Agreed about Bermudez (and thanks for the reminder - knew I was forgetting someone in my points above). Anyone whom the organization thinks enough of protect from the Rule 5 draft deserves to be on a top prospect listing.
I don’t know if Law is trying to be contrarian or original, but it seems like there are always guys you see elsewhere who are left off his lists, ranked too high, or ranked too low. Reading his commentary is interesting inasmuch as it’s someone talking about the Astros’ minor leagues. But it’s not something I take too seriously.
I always love prospect lists for the sole reason of learning certain prospects exist.
This year’s edition: Misael Tamarez
Fangraphs out today with their Top 100 list with Jeremy Pena at #30, Hunter Brown at #95 and Korey Lee at #97.
There are writeups on all 3 players which are very interesting reads.

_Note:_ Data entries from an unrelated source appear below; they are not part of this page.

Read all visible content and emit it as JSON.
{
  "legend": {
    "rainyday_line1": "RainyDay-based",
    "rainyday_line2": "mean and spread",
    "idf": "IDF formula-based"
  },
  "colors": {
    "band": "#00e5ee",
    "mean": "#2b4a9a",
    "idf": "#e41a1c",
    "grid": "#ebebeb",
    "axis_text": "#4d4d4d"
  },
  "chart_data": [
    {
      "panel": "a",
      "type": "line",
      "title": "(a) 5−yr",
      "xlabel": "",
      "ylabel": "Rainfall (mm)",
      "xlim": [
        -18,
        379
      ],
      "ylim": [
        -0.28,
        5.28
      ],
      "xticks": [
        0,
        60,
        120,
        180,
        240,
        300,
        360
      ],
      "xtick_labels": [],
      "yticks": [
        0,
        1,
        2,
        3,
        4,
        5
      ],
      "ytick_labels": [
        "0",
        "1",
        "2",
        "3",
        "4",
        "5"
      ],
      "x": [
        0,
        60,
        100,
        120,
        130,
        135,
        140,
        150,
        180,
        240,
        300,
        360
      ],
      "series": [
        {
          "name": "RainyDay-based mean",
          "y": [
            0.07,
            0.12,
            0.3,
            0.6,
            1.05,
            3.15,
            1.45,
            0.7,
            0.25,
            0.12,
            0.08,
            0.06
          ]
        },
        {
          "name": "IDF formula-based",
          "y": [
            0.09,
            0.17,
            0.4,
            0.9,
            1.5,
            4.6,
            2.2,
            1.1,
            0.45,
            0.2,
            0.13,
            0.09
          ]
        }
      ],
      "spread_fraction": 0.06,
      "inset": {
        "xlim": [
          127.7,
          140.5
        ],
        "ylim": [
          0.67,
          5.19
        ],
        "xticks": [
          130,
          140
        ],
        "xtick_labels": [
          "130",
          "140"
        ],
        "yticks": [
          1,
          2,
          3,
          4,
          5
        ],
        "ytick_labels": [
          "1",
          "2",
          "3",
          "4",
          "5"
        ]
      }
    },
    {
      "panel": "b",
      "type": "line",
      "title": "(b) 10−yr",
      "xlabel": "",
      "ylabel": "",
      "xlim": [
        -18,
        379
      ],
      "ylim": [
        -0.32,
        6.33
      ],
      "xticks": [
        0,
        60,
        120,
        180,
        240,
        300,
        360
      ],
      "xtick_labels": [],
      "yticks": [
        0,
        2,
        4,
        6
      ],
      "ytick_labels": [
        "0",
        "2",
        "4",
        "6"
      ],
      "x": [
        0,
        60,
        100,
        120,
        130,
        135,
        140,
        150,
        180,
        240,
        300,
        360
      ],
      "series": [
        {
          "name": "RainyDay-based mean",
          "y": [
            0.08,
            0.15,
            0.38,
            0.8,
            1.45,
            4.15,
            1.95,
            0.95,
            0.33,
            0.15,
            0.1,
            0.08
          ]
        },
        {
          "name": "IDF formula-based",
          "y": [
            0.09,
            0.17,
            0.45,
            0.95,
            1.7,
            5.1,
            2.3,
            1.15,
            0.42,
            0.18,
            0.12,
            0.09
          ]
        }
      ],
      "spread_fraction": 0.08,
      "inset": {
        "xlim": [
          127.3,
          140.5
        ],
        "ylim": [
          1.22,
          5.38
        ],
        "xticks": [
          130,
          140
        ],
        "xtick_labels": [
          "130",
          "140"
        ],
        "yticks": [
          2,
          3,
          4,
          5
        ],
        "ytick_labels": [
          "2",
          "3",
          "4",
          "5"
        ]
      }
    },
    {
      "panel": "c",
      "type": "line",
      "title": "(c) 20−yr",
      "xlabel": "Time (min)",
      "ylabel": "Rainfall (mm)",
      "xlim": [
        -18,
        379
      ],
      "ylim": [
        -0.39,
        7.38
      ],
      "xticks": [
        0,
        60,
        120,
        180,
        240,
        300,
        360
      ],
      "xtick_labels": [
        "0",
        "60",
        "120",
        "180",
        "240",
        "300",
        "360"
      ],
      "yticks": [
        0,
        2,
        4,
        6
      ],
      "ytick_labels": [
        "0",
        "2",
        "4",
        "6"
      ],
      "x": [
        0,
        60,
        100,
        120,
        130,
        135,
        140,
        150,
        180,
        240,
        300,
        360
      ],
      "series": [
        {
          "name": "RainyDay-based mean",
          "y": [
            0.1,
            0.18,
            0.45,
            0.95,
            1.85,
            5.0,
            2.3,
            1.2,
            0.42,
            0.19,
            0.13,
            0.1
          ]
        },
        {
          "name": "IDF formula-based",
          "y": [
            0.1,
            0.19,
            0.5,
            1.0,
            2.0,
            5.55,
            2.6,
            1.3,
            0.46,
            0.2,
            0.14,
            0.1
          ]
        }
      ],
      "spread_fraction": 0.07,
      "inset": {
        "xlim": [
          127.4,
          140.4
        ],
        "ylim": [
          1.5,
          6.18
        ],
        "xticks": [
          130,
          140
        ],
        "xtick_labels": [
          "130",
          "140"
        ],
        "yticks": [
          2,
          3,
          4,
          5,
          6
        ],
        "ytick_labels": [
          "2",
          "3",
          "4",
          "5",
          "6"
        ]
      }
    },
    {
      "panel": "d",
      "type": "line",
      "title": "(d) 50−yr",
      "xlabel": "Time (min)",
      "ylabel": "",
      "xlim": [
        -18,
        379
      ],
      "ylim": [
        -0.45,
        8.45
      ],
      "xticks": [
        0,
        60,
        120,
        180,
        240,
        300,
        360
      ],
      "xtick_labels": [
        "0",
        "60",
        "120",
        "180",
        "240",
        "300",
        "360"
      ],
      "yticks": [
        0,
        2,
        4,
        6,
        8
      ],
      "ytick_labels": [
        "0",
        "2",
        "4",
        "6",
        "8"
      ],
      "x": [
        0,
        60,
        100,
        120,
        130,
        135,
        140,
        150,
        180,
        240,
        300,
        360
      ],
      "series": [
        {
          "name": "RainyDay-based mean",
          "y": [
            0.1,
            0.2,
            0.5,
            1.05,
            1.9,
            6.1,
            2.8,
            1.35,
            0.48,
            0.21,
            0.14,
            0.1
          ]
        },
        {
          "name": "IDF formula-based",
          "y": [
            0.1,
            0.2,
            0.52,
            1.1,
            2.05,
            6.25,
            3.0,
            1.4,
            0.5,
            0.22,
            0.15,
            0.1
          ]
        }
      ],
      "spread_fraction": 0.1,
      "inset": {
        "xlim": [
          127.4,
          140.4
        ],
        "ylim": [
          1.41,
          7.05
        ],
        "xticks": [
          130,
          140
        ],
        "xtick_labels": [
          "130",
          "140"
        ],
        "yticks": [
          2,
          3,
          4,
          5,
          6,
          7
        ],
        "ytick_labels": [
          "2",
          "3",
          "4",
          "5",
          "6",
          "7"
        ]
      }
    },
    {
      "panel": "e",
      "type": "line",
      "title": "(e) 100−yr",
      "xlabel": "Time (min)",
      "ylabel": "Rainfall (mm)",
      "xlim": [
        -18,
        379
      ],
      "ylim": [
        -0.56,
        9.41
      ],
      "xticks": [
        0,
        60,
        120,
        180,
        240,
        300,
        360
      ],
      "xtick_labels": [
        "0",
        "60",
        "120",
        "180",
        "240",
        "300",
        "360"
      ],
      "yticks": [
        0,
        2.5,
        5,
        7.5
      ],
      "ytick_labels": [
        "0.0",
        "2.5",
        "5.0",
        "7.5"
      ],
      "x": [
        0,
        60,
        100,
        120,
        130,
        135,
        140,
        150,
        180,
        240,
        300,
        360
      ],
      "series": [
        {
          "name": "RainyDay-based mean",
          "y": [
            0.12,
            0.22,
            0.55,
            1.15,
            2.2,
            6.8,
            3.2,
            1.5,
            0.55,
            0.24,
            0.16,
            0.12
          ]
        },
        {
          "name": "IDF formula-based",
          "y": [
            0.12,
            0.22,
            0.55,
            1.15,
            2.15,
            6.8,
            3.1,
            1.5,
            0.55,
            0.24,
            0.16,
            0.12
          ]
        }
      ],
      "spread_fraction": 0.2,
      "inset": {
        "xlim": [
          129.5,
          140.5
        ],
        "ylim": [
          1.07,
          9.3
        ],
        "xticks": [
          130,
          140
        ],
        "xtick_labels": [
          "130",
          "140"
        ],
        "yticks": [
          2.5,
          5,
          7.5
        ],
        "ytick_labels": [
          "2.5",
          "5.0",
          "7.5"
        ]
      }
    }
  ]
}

So how did Julks hit .297/.369/.545 over the back half of his 2021 system at CC and go from org player to making Laws’ top Astros prospects list? This article by Jake Kaplan talks about how the Astros re-tooled his swing in the middle of the season by putting him on the development list for three weeks and sending him to WPB for intense individual instruction. Asst GM Pete Putila is quoted in the article as saying: “He’s one of our biggest, strongest guys in the system. (He’s) very athletic. But with his swing, he just wasn’t getting the power production that we thought he could achieve.” Once in Florida, Julks was coached to get his lower half more into his swing which resulted in increasing pop for him and in turn a .914 OPS in the second half versus a .732 OPS in the first half. Will be interesting to see how this carries over for the 26 year old in 2022 at AAA Sugar Land.